Округ Уотком, штат Вашингтон
Две женщины, жившие в нескольких милях друг от друга, с разницей в несколько дней читали один и тот же отрывок из одних и тех же мемуаров. У обеих издания были потрепанные, с загнутыми уголками. Одна нашла книгу среди вещей матери, вторая взяла томик в каком-то архиве. Отдельные абзацы они выделяли желтым или розовым маркерами. Тронутые плесенью страницы испещрили пометками и вопросительными знаками, размышляя над историей Марни Спеллман. Переворачивая страницу за страницей, ставили под сомнение достоверность каждого слова в «Неуёмном сердце». Одна из читательниц искала ответы на вопросы о событиях, имевших место в пору её детства. Вторая штудировала книгу, чтобы постичь разум и душу её автора.
Снова и снова, даже когда открывалось невообразимое, книга служила им путеводителем, а потом, словно стрела, вонзалась в сердце каждой из них, одновременно раздражая и побуждая к действию.
В тот день после обеда родители уехали по делам на «большую землю», а нас с братом оставили трудиться на ферме. Отец велел вычистить хлев, а также перестелить солому в курятнике. Я ненавидела такую работу, и отец с матерью, я была уверена, специально поручили выполнить её в их отсутствие, — чтобы не слышать моих жалоб. От шестилетнего Кейси, конечно, толку было мало. Не сказать, что он не пытался мне помогать, но, как обычно, львиная доля работы ложилась на мои плечи. Как всегда. В довершение ко всему, по настоянию матери, мне, разумеется, надлежало прополоть огород и вымыть пол в кухне.
— До блеска, Марни.
Я почитала её. Скорее, просто как мать, а не из-за её отношения ко мне. Меня всегда жутко бесили её указания, которые она отдавала напевным голосом.
Кейси заявил, что устал помогать — хотя с чего бы ему уставать? — и мы решили передохнуть на вершине холма, увенчанного тремя древними кедрами, которые я нарекла Высочайшими особами, — в честь маминой любимой музыкальной группы «Сьюпримс» [The Supremes — амер. женское трио (1959–1977), один из самых успешных амер. музыкальных коллективов 1960-х гг.]. На наших угодьях это была самая высокая точка, откуда обозревалась вся округа. Я прихватила с собой сэндвичи и яблоки.

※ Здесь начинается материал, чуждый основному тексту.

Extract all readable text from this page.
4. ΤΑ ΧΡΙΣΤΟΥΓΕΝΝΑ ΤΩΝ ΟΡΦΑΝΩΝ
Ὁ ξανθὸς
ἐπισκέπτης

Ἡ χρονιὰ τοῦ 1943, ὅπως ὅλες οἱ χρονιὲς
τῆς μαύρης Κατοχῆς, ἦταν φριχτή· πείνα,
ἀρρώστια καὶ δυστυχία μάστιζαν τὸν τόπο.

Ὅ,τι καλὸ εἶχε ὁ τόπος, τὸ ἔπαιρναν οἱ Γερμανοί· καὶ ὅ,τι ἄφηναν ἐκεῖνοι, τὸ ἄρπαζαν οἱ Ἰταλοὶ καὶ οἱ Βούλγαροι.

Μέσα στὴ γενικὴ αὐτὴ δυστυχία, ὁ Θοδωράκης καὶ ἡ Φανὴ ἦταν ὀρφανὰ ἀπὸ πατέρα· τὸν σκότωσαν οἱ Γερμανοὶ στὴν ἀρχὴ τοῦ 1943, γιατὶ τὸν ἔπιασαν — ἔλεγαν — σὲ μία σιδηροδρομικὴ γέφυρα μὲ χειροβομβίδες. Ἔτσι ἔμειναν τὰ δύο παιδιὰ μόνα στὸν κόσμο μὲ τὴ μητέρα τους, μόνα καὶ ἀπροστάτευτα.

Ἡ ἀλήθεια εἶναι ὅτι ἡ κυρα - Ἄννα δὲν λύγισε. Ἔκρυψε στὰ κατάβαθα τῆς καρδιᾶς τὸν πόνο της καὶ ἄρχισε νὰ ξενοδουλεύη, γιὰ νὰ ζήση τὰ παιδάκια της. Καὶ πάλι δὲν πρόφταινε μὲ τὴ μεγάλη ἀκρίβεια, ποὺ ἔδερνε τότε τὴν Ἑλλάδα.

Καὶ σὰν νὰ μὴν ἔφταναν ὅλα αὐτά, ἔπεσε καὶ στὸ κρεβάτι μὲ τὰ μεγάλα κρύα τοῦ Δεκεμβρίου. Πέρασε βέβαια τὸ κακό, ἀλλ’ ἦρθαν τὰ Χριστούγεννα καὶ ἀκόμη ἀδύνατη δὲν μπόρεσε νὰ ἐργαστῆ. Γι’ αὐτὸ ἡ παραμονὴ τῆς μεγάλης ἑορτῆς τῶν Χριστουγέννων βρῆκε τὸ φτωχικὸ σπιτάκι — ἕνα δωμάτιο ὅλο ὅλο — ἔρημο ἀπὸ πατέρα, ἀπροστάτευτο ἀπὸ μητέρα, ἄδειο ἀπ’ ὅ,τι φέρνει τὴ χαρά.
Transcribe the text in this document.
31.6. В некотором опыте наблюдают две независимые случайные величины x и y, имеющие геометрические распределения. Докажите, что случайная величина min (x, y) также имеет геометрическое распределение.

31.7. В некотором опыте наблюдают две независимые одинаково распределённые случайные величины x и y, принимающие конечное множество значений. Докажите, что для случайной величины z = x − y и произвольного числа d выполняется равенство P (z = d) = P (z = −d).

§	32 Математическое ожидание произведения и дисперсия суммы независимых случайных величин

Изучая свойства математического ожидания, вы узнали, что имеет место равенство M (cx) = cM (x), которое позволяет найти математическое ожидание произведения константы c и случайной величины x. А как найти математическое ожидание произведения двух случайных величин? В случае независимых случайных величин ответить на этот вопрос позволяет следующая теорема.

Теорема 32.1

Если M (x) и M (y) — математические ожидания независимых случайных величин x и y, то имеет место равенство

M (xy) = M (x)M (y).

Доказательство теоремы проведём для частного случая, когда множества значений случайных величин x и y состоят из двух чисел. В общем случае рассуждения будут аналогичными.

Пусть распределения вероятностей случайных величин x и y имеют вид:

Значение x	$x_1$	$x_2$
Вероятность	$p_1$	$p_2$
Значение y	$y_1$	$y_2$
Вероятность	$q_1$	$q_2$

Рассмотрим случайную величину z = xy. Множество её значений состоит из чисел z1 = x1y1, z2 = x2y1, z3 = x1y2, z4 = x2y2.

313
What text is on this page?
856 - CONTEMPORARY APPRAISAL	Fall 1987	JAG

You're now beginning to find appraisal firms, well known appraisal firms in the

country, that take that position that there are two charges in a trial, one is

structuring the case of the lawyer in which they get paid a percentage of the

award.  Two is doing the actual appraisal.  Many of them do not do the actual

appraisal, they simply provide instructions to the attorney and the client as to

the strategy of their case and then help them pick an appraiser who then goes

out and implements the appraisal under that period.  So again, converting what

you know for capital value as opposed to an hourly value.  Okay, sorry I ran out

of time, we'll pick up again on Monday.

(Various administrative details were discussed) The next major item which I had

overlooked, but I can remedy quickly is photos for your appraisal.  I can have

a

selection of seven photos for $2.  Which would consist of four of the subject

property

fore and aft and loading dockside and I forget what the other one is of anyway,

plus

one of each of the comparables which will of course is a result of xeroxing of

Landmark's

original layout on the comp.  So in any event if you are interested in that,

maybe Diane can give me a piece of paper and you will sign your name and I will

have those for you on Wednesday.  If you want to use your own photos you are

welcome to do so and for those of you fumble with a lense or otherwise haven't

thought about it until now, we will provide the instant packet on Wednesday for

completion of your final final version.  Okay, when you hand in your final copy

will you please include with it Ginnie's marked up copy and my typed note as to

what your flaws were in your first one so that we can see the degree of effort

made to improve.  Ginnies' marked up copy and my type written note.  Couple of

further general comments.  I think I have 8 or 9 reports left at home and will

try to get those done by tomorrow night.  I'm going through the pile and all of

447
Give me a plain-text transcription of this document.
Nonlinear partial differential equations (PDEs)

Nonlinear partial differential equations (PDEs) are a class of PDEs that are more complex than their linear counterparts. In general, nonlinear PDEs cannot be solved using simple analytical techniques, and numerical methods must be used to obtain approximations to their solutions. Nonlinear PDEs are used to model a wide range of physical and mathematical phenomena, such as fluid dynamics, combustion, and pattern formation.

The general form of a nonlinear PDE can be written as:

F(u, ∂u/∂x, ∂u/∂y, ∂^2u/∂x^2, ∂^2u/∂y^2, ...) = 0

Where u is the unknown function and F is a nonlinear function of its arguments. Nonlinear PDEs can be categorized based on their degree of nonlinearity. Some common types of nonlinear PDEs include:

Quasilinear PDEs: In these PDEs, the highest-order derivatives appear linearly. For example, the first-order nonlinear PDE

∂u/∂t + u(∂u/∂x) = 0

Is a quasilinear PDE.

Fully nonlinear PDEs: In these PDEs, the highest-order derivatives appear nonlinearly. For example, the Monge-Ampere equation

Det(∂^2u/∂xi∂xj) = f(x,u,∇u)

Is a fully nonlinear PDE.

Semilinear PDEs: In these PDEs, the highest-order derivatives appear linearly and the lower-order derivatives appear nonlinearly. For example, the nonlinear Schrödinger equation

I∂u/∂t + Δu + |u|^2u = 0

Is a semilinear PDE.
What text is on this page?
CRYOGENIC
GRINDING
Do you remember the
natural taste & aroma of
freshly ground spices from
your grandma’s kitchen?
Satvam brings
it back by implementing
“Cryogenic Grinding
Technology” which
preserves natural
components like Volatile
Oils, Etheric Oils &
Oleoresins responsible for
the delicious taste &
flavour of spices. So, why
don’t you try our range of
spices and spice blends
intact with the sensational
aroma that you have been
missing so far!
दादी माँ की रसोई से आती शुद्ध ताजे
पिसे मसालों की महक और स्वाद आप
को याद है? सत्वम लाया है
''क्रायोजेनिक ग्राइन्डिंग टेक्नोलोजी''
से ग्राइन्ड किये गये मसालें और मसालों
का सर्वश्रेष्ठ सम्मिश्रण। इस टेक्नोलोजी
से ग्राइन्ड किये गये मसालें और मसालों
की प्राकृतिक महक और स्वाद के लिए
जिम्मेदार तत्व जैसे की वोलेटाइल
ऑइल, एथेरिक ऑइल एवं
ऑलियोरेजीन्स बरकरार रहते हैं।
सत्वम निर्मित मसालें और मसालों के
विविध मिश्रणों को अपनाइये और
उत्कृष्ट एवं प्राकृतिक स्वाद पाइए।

Позже на меня посыплются упреки в том, что это я во всем виновата: если б взяла на пикник сэндвичи не с копченой колбасой, а с арахисовым маслом и джемом, всё было бы иначе. Говорили, что, возможно, толчком послужило мыло, которое сварила мать. Из лаванды, что росла у нас в саду, тройного помола — мы с братом сами его мельчили. Но найдутся и такие, кто скажет, что всё это ложь.
Кейси первым увидел пчелиный рой.
Мы лежали на спинах, смотрели на небо. Нас обдувал лёгкий ветерок, проникавший сквозь зелёную бахрому лиственного балдахина.
— Смотри! — вдруг вскричал Кейси, возбужденным от страха голосом.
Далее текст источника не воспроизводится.